Focus on what you want out of life
Instead of just throwing that goal out there, I have thought a lot about what I really want out of life. I never got to meet my great-grandparents. Lily, my five-year-old daughter, has gotten to meet three of her great-grandparents, and I thought that was a really neat experience. However, we didn’t have Lily until I was 35. If she follows in my footsteps that means I won’t see grandkids until I’m 70, so I might have to live until I’m 105 years old if I’m going to meet that goal! Meeting my great-grand-kids has become my top tier goal, so from there I have to start making a plan on how to get there by setting sub goals. I need to make sure that my heart is healthy, I get checked out for all the types of cancer that run common in my family, I stretch out to remain limber, and yeah, I probably need to lose some weight too. When I understand what my main goal is, I see how each step I take gets me closer to that purpose. I can look at every piece of broccoli as an extra few minutes I get to spend with my descendants. Every candy bar I skip now is a candy bar I get to share with Lily’s grandkids. Understanding what you are working for keeps you motivated to do the hard work and will make you more likely to succeed.
The church is the same way.
What are the goals for our church? That’s not a rhetorical or subjective question. Our church has a goal in the form of a mission: to make disciples of Jesus Christ for the transformation of the world. Our goal is the transformation of the world. How do we do that? By making disciples. We need to focus on that end goal and ask ourselves, “How does the work we do connect to that end goal?” I pastor two small churches with limited resources, both financial and labor.

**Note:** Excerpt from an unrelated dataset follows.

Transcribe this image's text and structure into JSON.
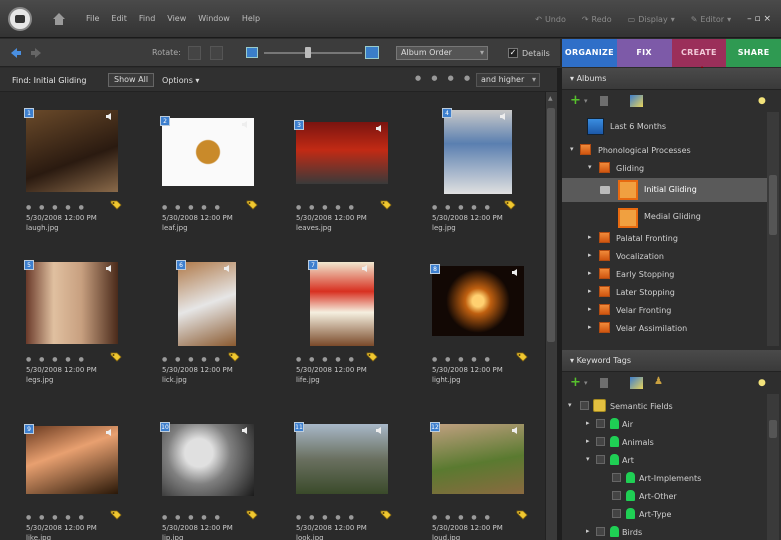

We only have so much time and energy to invest in the work of the church, so we need to be able to connect all that we do to that mission. Are we making disciples? Are we transforming the world? Just like any personal goal, if the church doesn’t understand why it’s doing something, doesn’t see how it connects back to transformation, people will just give up when the work gets hard or inconvenient. However, if are clear in our vision, and clear in how our actions work towards that goal, people will get excited! Rather than struggling to find volunteers, we will be surrounded by people who are passionate about serving the church.
We need to start asking this about each and everything we do as a church. It might get scary and disappointing. We might find some of our traditions have failed to serve our mission and we will have to make some hard choices about the work we do, but if we don’t our church might be as empty as the gym in March.
There is passion and purpose at within the United Methodist Church. We just need to remember what we are here for, to make disciples of Jesus Christ, and we will kick off the New Year the right way.